Le groupe djihadiste État islamique restera la menace terroriste « dominante » pour les États-Unis, même après la fin de son « califat » en Irak et en Syrie, a estimé jeudi le directeur du FBI James Comey.

Le patron de la police fédérale américaine a également insisté sur la nécessité d’une coopération internationale pour surveiller les ex-combattants djihadistes.

Le groupe État islamique a perdu une partie des territoires qu’il avait conquis dans ces deux pays, et la coalition internationale menée par les États-Unis espère le déloger prochainement de ses bastions de Mossoul en Irak et de Raqa en Syrie.

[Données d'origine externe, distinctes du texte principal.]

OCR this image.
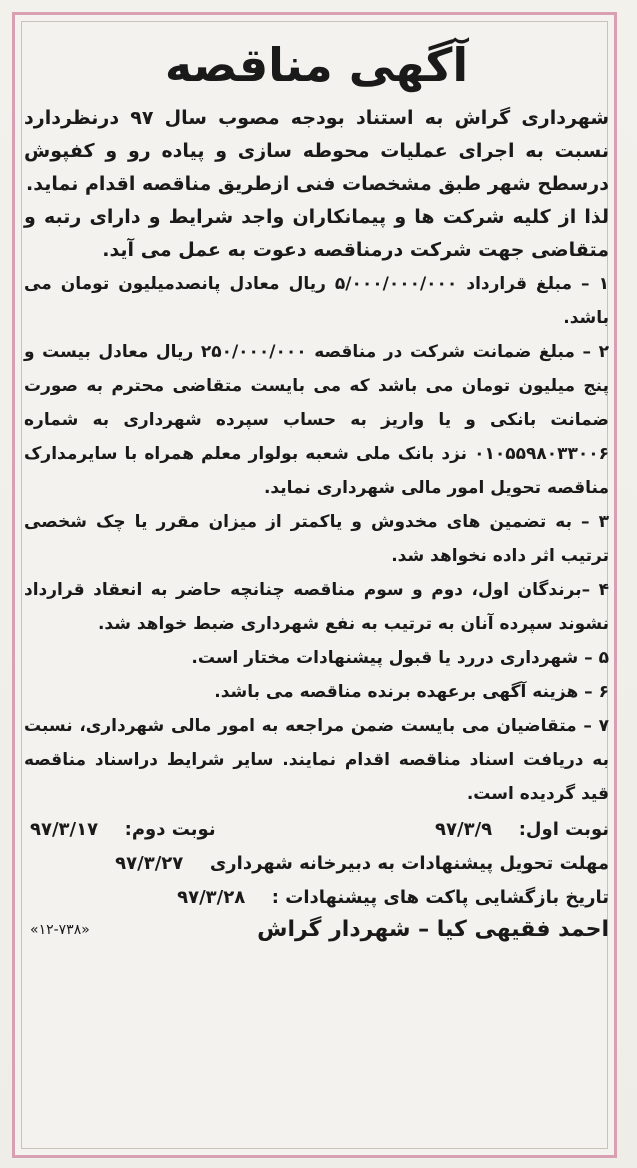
آگهی مناقصه

شهرداری گراش به استناد بودجه مصوب سال ۹۷ درنظردارد نسبت به اجرای عملیات محوطه سازی و پیاده رو و کفپوش درسطح شهر طبق مشخصات فنی ازطریق مناقصه اقدام نماید.

لذا از کلیه شرکت ها و پیمانکاران واجد شرایط و دارای رتبه و متقاضی جهت شرکت درمناقصه دعوت به عمل می آید.

۱ – مبلغ قرارداد ۵/۰۰۰/۰۰۰/۰۰۰ ریال معادل پانصدمیلیون تومان می باشد.

۲ – مبلغ ضمانت شرکت در مناقصه ۲۵۰/۰۰۰/۰۰۰ ریال معادل بیست و پنج میلیون تومان می باشد که می بایست متقاضی محترم به صورت ضمانت بانکی و یا واریز به حساب سپرده شهرداری به شماره ۰۱۰۵۵۹۸۰۳۳۰۰۶ نزد بانک ملی شعبه بولوار معلم همراه با سایرمدارک مناقصه تحویل امور مالی شهرداری نماید.

۳ – به تضمین های مخدوش و یاکمتر از میزان مقرر یا چک شخصی ترتیب اثر داده نخواهد شد.

۴ –برندگان اول، دوم و سوم مناقصه چنانچه حاضر به انعقاد قرارداد نشوند سپرده آنان به ترتیب به نفع شهرداری ضبط خواهد شد.

۵ – شهرداری دررد یا قبول پیشنهادات مختار است.

۶ – هزینه آگهی برعهده برنده مناقصه می باشد.

۷ – متقاضیان می بایست ضمن مراجعه به امور مالی شهرداری، نسبت به دریافت اسناد مناقصه اقدام نمایند. سایر شرایط دراسناد مناقصه قید گردیده است.

نوبت اول:  ۹۷/۳/۹
نوبت دوم:  ۹۷/۳/۱۷

مهلت تحویل پیشنهادات به دبیرخانه شهرداری  ۹۷/۳/۲۷

تاریخ بازگشایی پاکت های پیشنهادات :  ۹۷/۳/۲۸

احمد فقیهی کیا – شهردار گراش
«۱۲-۷۳۸»
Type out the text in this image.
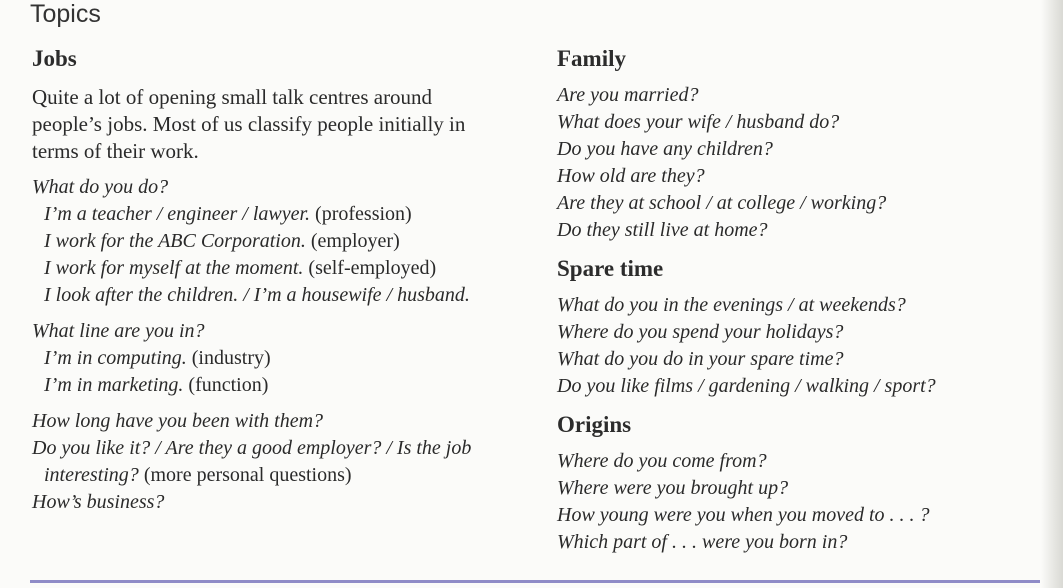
Topics
Jobs
Quite a lot of opening small talk centres around
people’s jobs. Most of us classify people initially in
terms of their work.
What do you do?
I’m a teacher / engineer / lawyer. (profession)
I work for the ABC Corporation. (employer)
I work for myself at the moment. (self-employed)
I look after the children. / I’m a housewife / husband.
What line are you in?
I’m in computing. (industry)
I’m in marketing. (function)
How long have you been with them?
Do you like it? / Are they a good employer? / Is the job
interesting? (more personal questions)
How’s business?
Family
Are you married?
What does your wife / husband do?
Do you have any children?
How old are they?
Are they at school / at college / working?
Do they still live at home?
Spare time
What do you in the evenings / at weekends?
Where do you spend your holidays?
What do you do in your spare time?
Do you like films / gardening / walking / sport?
Origins
Where do you come from?
Where were you brought up?
How young were you when you moved to . . . ?
Which part of . . . were you born in?
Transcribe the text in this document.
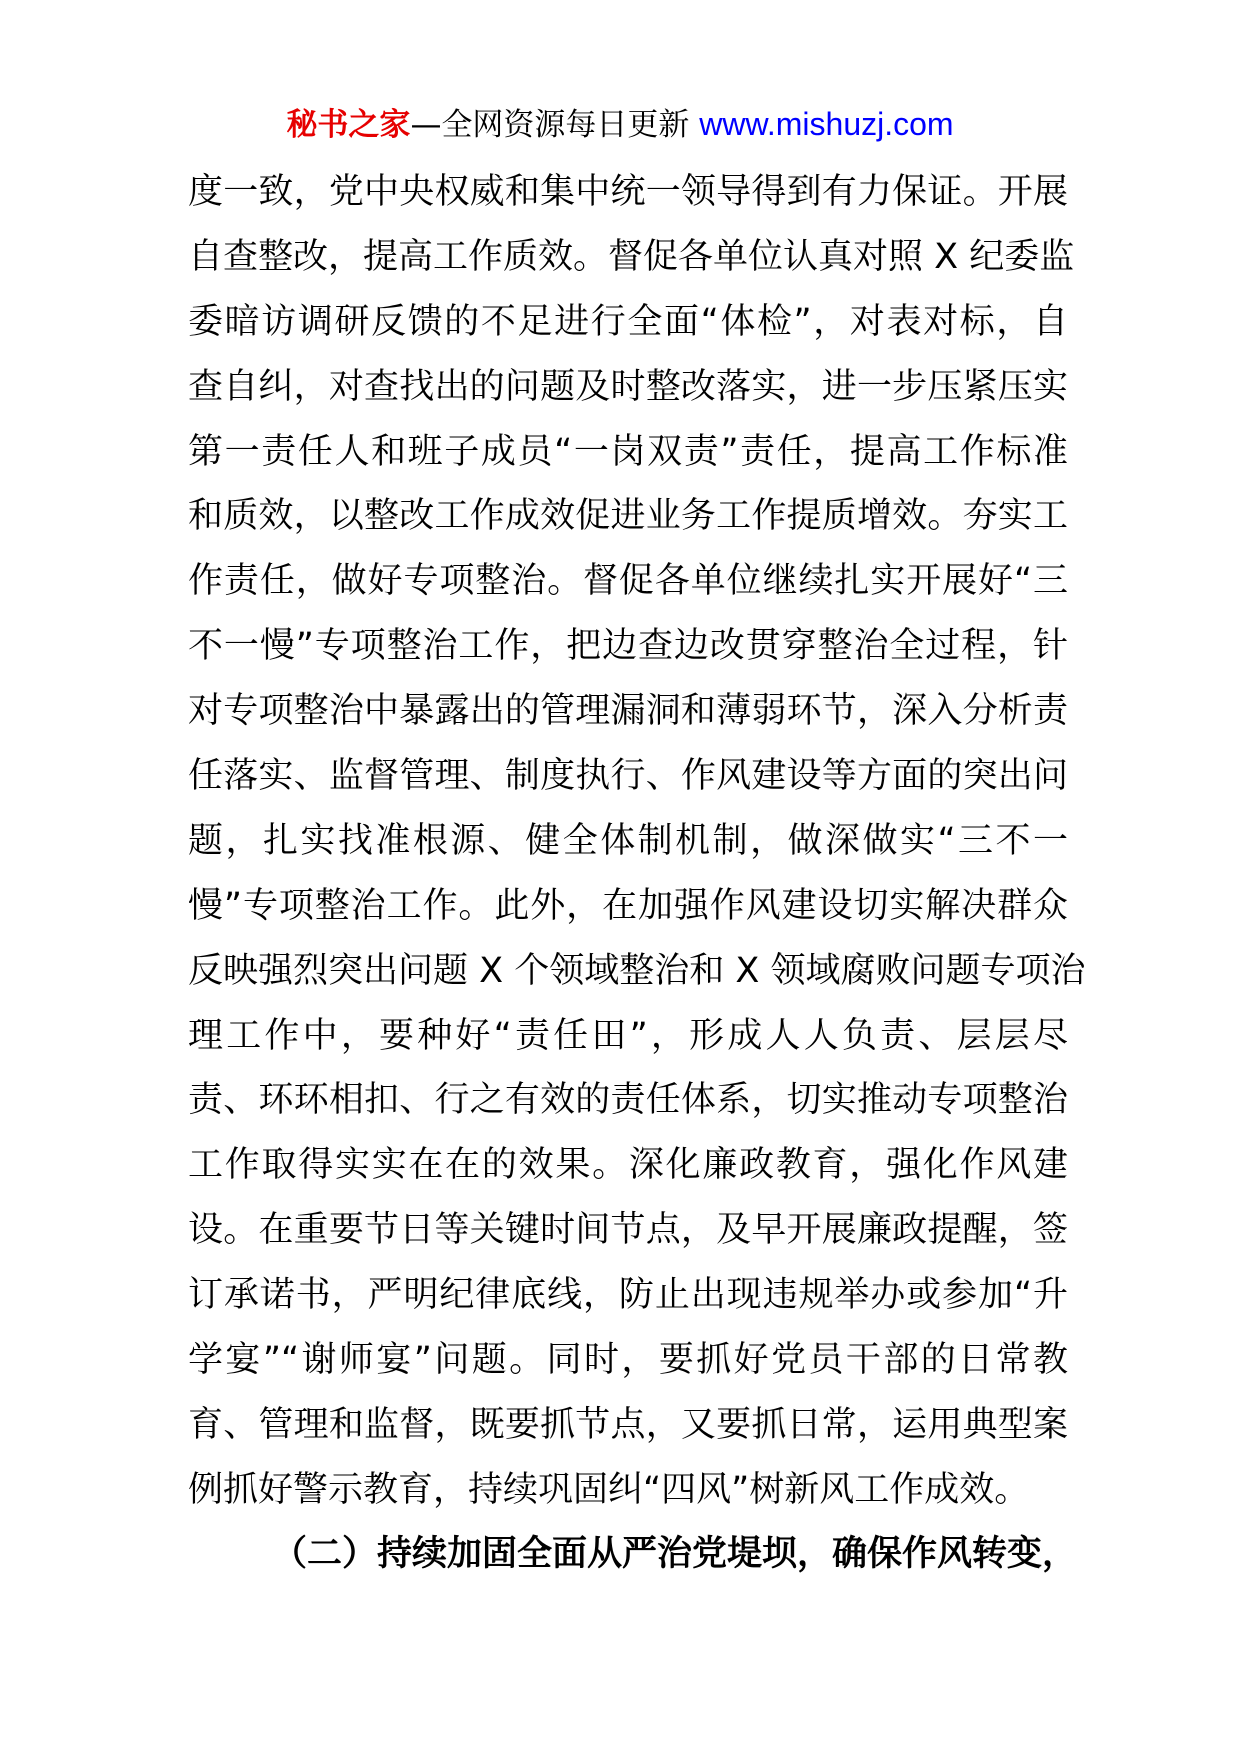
秘书之家—全网资源每日更新 www.mishuzj.com
度一致，党中央权威和集中统一领导得到有力保证。开展
自查整改，提高工作质效。督促各单位认真对照 X 纪委监
委暗访调研反馈的不足进行全面“体检”，对表对标，自
查自纠，对查找出的问题及时整改落实，进一步压紧压实
第一责任人和班子成员“一岗双责”责任，提高工作标准
和质效，以整改工作成效促进业务工作提质增效。夯实工
作责任，做好专项整治。督促各单位继续扎实开展好“三
不一慢”专项整治工作，把边查边改贯穿整治全过程，针
对专项整治中暴露出的管理漏洞和薄弱环节，深入分析责
任落实、监督管理、制度执行、作风建设等方面的突出问
题，扎实找准根源、健全体制机制，做深做实“三不一
慢”专项整治工作。此外，在加强作风建设切实解决群众
反映强烈突出问题 X 个领域整治和 X 领域腐败问题专项治
理工作中，要种好“责任田”，形成人人负责、层层尽
责、环环相扣、行之有效的责任体系，切实推动专项整治
工作取得实实在在的效果。深化廉政教育，强化作风建
设。在重要节日等关键时间节点，及早开展廉政提醒，签
订承诺书，严明纪律底线，防止出现违规举办或参加“升
学宴”“谢师宴”问题。同时，要抓好党员干部的日常教
育、管理和监督，既要抓节点，又要抓日常，运用典型案
例抓好警示教育，持续巩固纠“四风”树新风工作成效。
（二）持续加固全面从严治党堤坝，确保作风转变，
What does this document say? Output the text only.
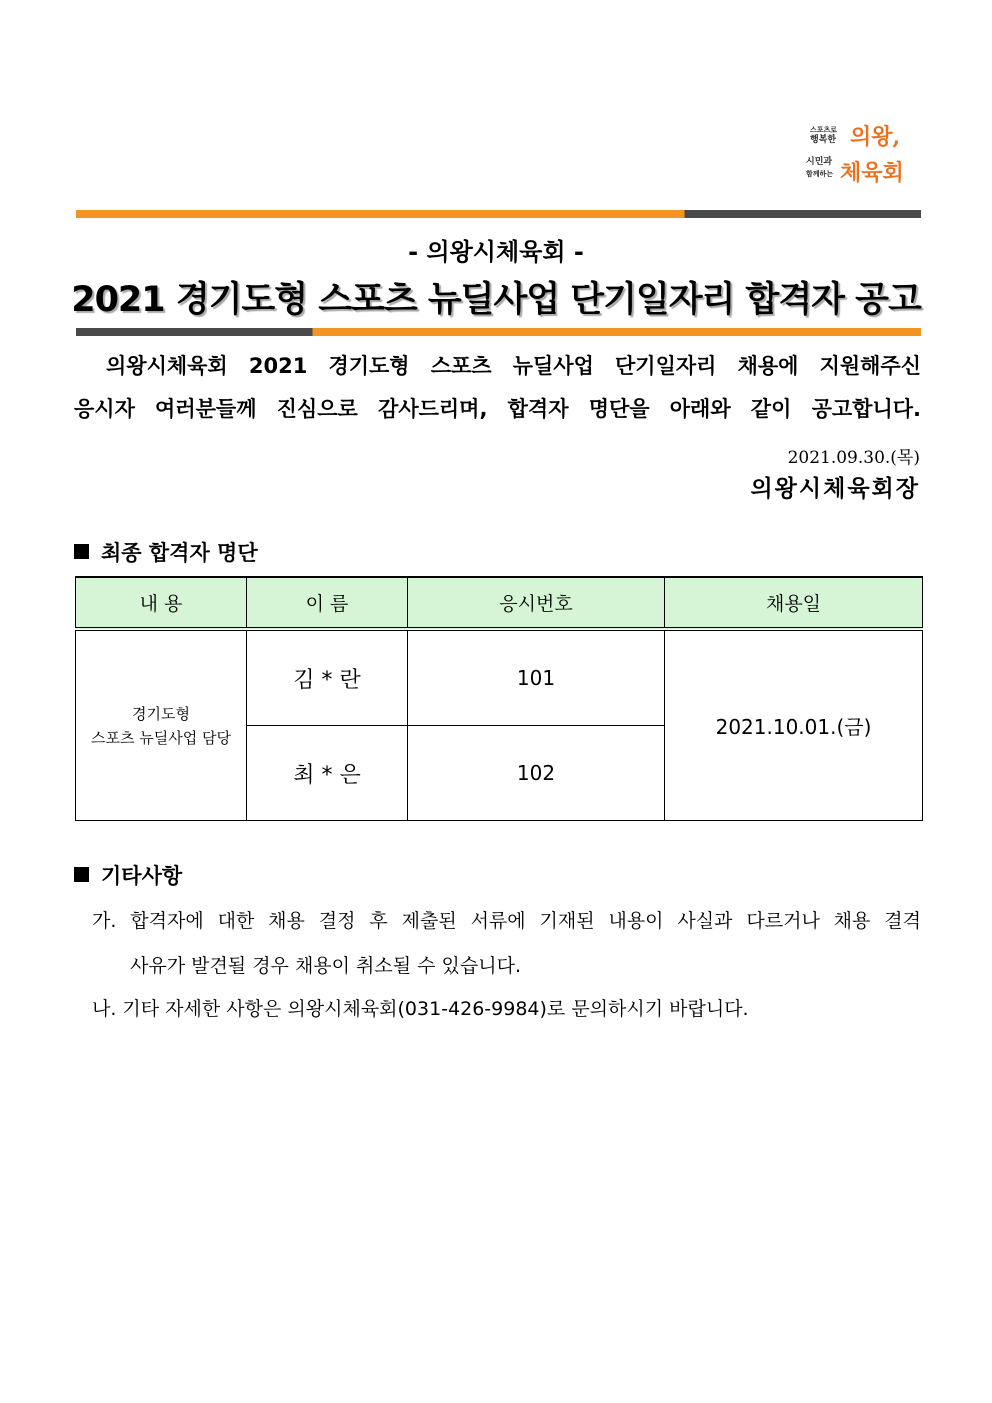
스포츠로
행복한 의왕,
시민과
함께하는 체육회
- 의왕시체육회 -
2021 경기도형 스포츠 뉴딜사업 단기일자리 합격자 공고
의왕시체육회 2021 경기도형 스포츠 뉴딜사업 단기일자리 채용에 지원해주신
응시자 여러분들께 진심으로 감사드리며, 합격자 명단을 아래와 같이 공고합니다.
2021.09.30.(목)
의왕시체육회장
최종 합격자 명단
내 용	이 름	응시번호	채용일

경기도형
스포츠 뉴딜사업 담당	김 * 란	101	2021.10.01.(금)
	최 * 은	102	
기타사항
가. 합격자에 대한 채용 결정 후 제출된 서류에 기재된 내용이 사실과 다르거나 채용 결격
사유가 발견될 경우 채용이 취소될 수 있습니다.
나. 기타 자세한 사항은 의왕시체육회(031-426-9984)로 문의하시기 바랍니다.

L’EI va être « broyé » en Irak et en Syrie mais « des centaines de tueurs endurcis qui ne vont pas mourir sur le champ de bataille vont se déverser » ailleurs pour essayer d’y « porter le combat », a déclaré M. Comey, lors d’une conférence sur le renseignement dans la capitale fédérale Washington.

« La menace qui, je crois, va dominer les cinq prochaines années pour le FBI sera l’impact de l’écrasement du califat », a-t-il souligné.

M. Comey a souhaité un renforcement des échanges d’informations entre les services de renseignement du monde entier concernant les ex-djihadistes ayant quitté l’Irak et la Syrie.

« Aider nos partenaires européens à mieux partager leurs informations entre eux et avec nous est d’une importance critique », a-t-il estimé.

Le directeur du FBI a une fois de plus regretté que les nouveaux outils de cryptage inviolables mis au point par les géants d’internet rendent plus difficile le suivi de la nébuleuse djihadiste.

« Nous sommes dans le noir, nous ne pouvons pas voir ces gens et la manière dont ils communiquent », a-t-il déclaré, soulignant que le FBI devait mobiliser des moyens humains pour compenser l’impossibilité d’intercepter les communications.